20 agosto, 2026

Crédito: hyotographics/Shutterstock

Una respuesta diplomática de máxima urgencia

Ante la escalada autoritaria en Centroamérica, el Consejo Permanente de la Organización de los Estados Americanos determinó activar sus mecanismos diplomáticos más severos. La decisión responde a las recientes declaraciones del mandatario Daniel Ortega, quien adelantó su intención de clausurar los procesos electorales en el país, sumado a las constantes agresiones y presiones ejercidas contra la Iglesia Católica y la sociedad civil.

Durante la sesión extraordinaria llevada a cabo el 19 de agosto, los representantes diplomáticos aprobaron formalmente el texto titulado “Convocatoria de una Reunión de Consulta de Ministros de Relaciones Exteriores para considerar la situación en Nicaragua”. El respaldo superó ampliamente el mínimo requerido, registrando 29 votos a favor y una votación de 29 votos a favor y uno en contra dentro del bloque continental.

Posturas divididas y plazos fatídicos

La iniciativa de convocar a los jefes de la diplomacia regional fue impulsada de manera conjunta por los gobiernos de Argentina, Panamá, Paraguay, Uruguay y Estados Unidos. La delegación estadounidense solicitó que este cónclave extraordinario se efectúe antes del 1 de septiembre, fecha límite fijada por el Ejecutivo nicaragüense para consolidar modificaciones constitucionales drásticas que impedirán la participación de la oposición y eliminarán las votaciones populares.
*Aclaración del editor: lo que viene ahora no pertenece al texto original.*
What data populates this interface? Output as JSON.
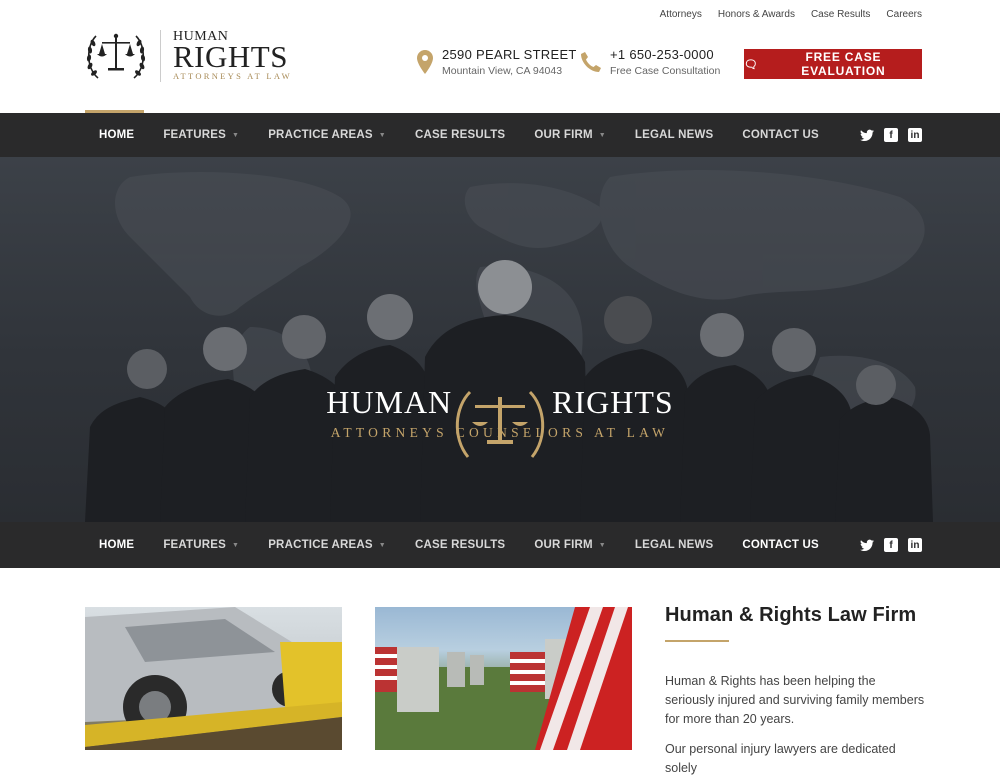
{
  "utility_nav": [
    "Attorneys",
    "Honors & Awards",
    "Case Results",
    "Careers"
  ],
  "logo": {
    "line1": "HUMAN",
    "line2": "RIGHTS",
    "line3": "ATTORNEYS AT LAW"
  },
  "address": {
    "street": "2590 PEARL STREET",
    "city": "Mountain View, CA 94043",
    "icon": "map-pin-icon"
  },
  "phone": {
    "number": "+1 650-253-0000",
    "label": "Free Case Consultation",
    "icon": "phone-icon"
  },
  "cta": {
    "label": "FREE CASE EVALUATION",
    "icon": "chat-icon"
  },
  "nav": {
    "items": [
      {
        "label": "HOME",
        "dropdown": false
      },
      {
        "label": "FEATURES",
        "dropdown": true
      },
      {
        "label": "PRACTICE AREAS",
        "dropdown": true
      },
      {
        "label": "CASE RESULTS",
        "dropdown": false
      },
      {
        "label": "OUR FIRM",
        "dropdown": true
      },
      {
        "label": "LEGAL NEWS",
        "dropdown": false
      },
      {
        "label": "CONTACT US",
        "dropdown": false
      }
    ],
    "social": [
      "twitter-icon",
      "facebook-icon",
      "linkedin-icon"
    ]
  },
  "hero": {
    "title_left": "HUMAN",
    "title_right": "RIGHTS",
    "subtitle": "ATTORNEYS COUNSELORS AT LAW"
  },
  "feature": {
    "heading": "Human & Rights Law Firm",
    "paragraph1": "Human & Rights has been helping the seriously injured and surviving family members for more than 20 years.",
    "paragraph2": "Our personal injury lawyers are dedicated solely"
  },
  "colors": {
    "accent": "#c4a46a",
    "cta": "#b51d1d",
    "nav": "#2a2a2b"
  }
}
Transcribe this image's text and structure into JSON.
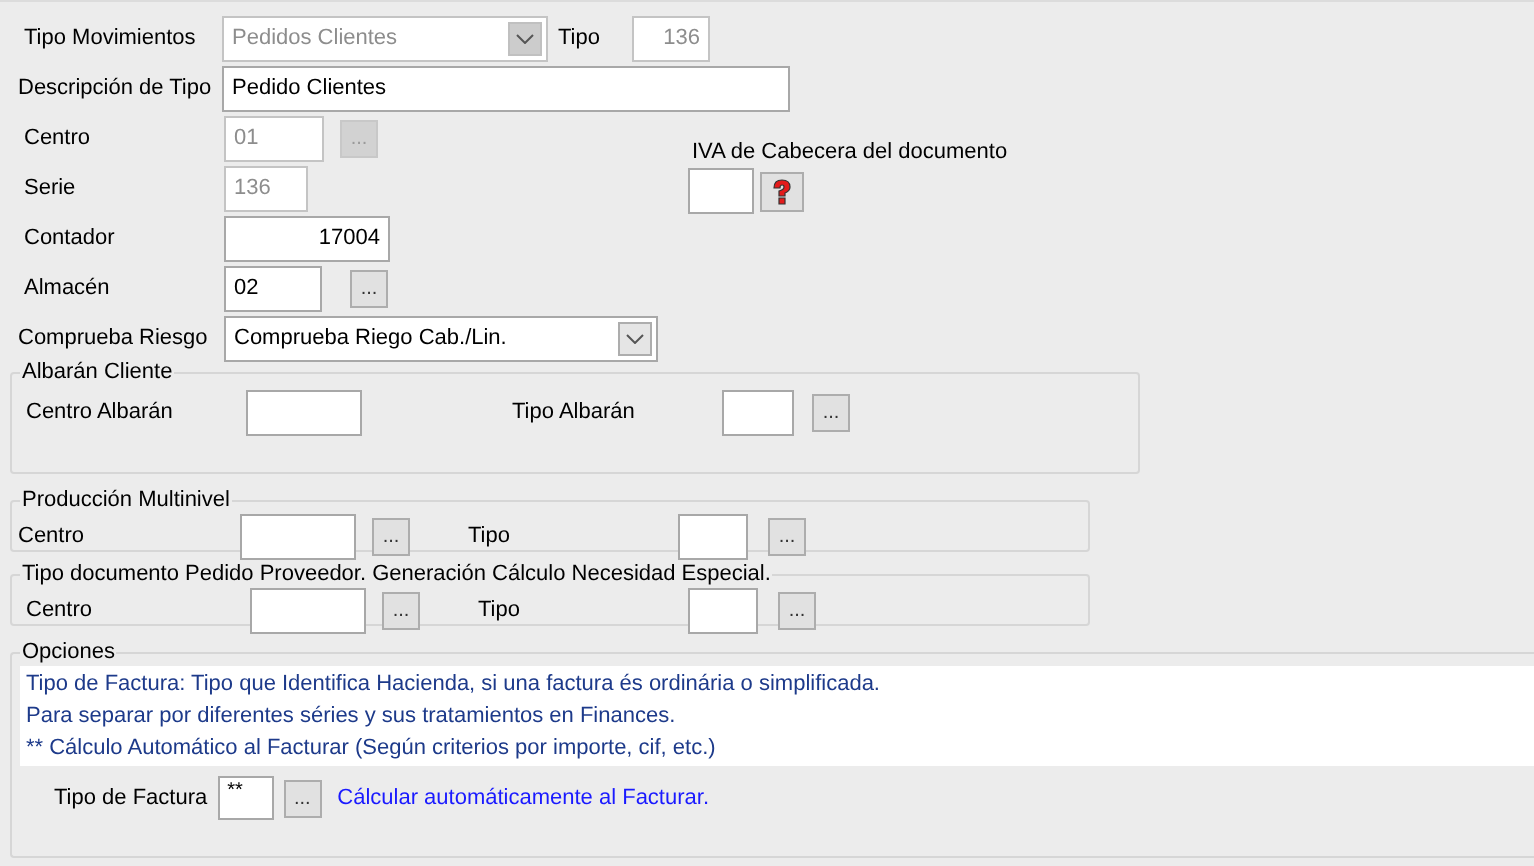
{
  "form": {
    "tipo_movimientos": {
      "label": "Tipo Movimientos",
      "value": "Pedidos Clientes",
      "disabled": true
    },
    "tipo": {
      "label": "Tipo",
      "value": "136",
      "disabled": true
    },
    "descripcion": {
      "label": "Descripción de Tipo",
      "value": "Pedido Clientes",
      "disabled": false
    },
    "centro": {
      "label": "Centro",
      "value": "01",
      "disabled": true,
      "button": {
        "label": "...",
        "disabled": true
      }
    },
    "serie": {
      "label": "Serie",
      "value": "136",
      "disabled": true
    },
    "iva": {
      "label": "IVA de Cabecera del documento"
    },
    "contador": {
      "label": "Contador",
      "value": "17004",
      "disabled": false
    },
    "almacen": {
      "label": "Almacén",
      "value": "02",
      "disabled": false,
      "button": {
        "label": "...",
        "disabled": false
      }
    },
    "comprueba_riesgo": {
      "label": "Comprueba Riesgo",
      "value": "Comprueba Riego Cab./Lin.",
      "disabled": false
    }
  },
  "groups": [
    {
      "title": "Albarán Cliente",
      "fields": [
        {
          "label": "Centro Albarán"
        },
        {
          "label": "Tipo Albarán",
          "button": {
            "label": "...",
            "disabled": false
          }
        }
      ]
    },
    {
      "title": "Producción Multinivel",
      "fields": [
        {
          "label": "Centro",
          "button": {
            "label": "...",
            "disabled": false
          }
        },
        {
          "label": "Tipo",
          "button": {
            "label": "...",
            "disabled": false
          }
        }
      ]
    },
    {
      "title": "Tipo documento Pedido Proveedor. Generación Cálculo Necesidad Especial.",
      "fields": [
        {
          "label": "Centro",
          "button": {
            "label": "...",
            "disabled": false
          }
        },
        {
          "label": "Tipo",
          "button": {
            "label": "...",
            "disabled": false
          }
        }
      ]
    }
  ],
  "opciones": {
    "title": "Opciones",
    "info_lines": [
      "Tipo de Factura: Tipo que Identifica Hacienda, si una factura és ordinária o simplificada.",
      "Para separar por diferentes séries y sus tratamientos en Finances.",
      "** Cálculo Automático al Facturar (Según criterios por importe, cif, etc.)"
    ],
    "tipo_factura": {
      "label": "Tipo de Factura",
      "value": "**",
      "button": {
        "label": "...",
        "disabled": false
      },
      "hint": "Cálcular automáticamente al Facturar."
    }
  }
}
Pese al amplio consenso regional, surgieron disidencias notables en el hemiciclo. La representación de Brasil optó por rechazar la medida, mientras que el gobierno de México prefirió la abstención. En tanto, las delegaciones de Haití y Venezuela no registraron asistencia al momento de emitir el sufragio.

Antecedentes de tensión y éxodo institucional

Esta medida excepcional refleja la profunda alarma que genera la ruptura del orden democrático en territorio nicaragüense, interpretada por el organismo internacional como una amenaza directa contra las garantías fundamentales en todo el hemisferio. Cabe recordar que el Consejo Permanente ya había aprobado por unanimidad el 12 de octubre de 2023 la resolución denominada “Rechazo a las medidas represivas del Gobierno de Nicaragua contra instituciones educativas y la Iglesia Católica en Nicaragua”, según consta en los registros oficiales aprobados por el bloque. Como respuesta a estas tensiones y a los cuestionamientos internacionales, el régimen nicaragüense formalizó su salida definitiva de la OEA en noviembre de 2023.

Alarma por violaciones sistemáticas de derechos humanos

En el marco de las deliberaciones previas realizadas el 5 de agosto, la relatora para Nicaragua de la Comisión Interamericana de Derechos Humanos, Rosa María Payá, expuso ante el pleno un panorama desolador marcado por detenciones arbitrarias recurrentes y casos documentados de desapariciones forzadas en perjuicio de la ciudadanía.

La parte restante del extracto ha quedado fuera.